2026 年 76 巻 2 号 p. 102-109
本研究は,わが国の女子大学生における口臭の有病状況と関連要因を検討することを目的とした.対象者は,医療福祉系大学の女子学部生131名である (平均年齢:19.1±1.4歳).口臭は,口臭測定機器を用いて,呼気中の揮発性硫化物であるメチルメルカプタン濃度を測定し,①口臭なし,②かすかな口臭,③明らかな口臭の3群に分類した.口腔乾燥は,口腔水分計を使用して,舌背中央部の口腔粘膜湿潤度を計測し,測定値27.0未満を口腔乾燥とした.舌苔は,Winkle Tongue Coating Index (WTCI) を用い,舌背を6 ブロックに分け,各ブロックの合計スコアを算出した.また,口臭の自覚状況,睡眠状況,メンタルヘルス,口腔保健行動を質問票で調査した.統計解析は,多項ロジスティック回帰分析を用いた.

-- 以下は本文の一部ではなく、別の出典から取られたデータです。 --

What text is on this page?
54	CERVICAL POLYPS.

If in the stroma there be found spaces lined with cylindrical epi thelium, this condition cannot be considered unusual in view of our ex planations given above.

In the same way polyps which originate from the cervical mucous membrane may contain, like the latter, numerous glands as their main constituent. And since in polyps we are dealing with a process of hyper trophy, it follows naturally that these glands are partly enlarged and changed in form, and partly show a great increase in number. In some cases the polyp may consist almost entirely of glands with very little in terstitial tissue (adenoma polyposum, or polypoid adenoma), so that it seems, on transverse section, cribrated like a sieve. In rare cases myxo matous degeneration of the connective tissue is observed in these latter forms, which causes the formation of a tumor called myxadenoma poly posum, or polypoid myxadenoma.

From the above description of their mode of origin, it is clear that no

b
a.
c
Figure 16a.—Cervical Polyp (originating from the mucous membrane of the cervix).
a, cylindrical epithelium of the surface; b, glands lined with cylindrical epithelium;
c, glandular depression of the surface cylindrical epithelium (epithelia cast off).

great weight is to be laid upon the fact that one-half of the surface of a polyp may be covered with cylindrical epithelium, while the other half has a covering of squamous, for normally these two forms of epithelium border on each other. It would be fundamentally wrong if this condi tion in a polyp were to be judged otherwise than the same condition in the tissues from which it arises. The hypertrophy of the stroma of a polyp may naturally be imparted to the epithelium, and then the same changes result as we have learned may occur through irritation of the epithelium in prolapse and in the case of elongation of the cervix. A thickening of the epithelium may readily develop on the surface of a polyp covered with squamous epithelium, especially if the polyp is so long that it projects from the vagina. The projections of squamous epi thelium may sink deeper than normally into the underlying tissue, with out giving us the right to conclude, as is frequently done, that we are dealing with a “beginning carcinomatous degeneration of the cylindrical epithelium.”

口臭の自覚症状があると回答した者は34.4%であり,その中で5年以上の口臭を自覚する者が最も多かった.口臭検査により,軽度な口臭,明らかな口臭がみられた対象者の割合は,ともに12.2%であった.多項ロジスティック回帰分析の結果,口臭なし群を基準とした場合,明らかな口臭群では,舌苔スコア,25時以降の就寝が有意に関連していた (オッズ比=1.34; 95%信頼区間=1.01–1.78; p=0.041, オッズ比=4.90; 95%信頼区間=1.30–18.43; p=0.019).
本集団において,長期にわたり口臭を自覚する者が最も多く,舌苔付着量,および遅い就寝時刻が口臭の関連因子である可能性が示された.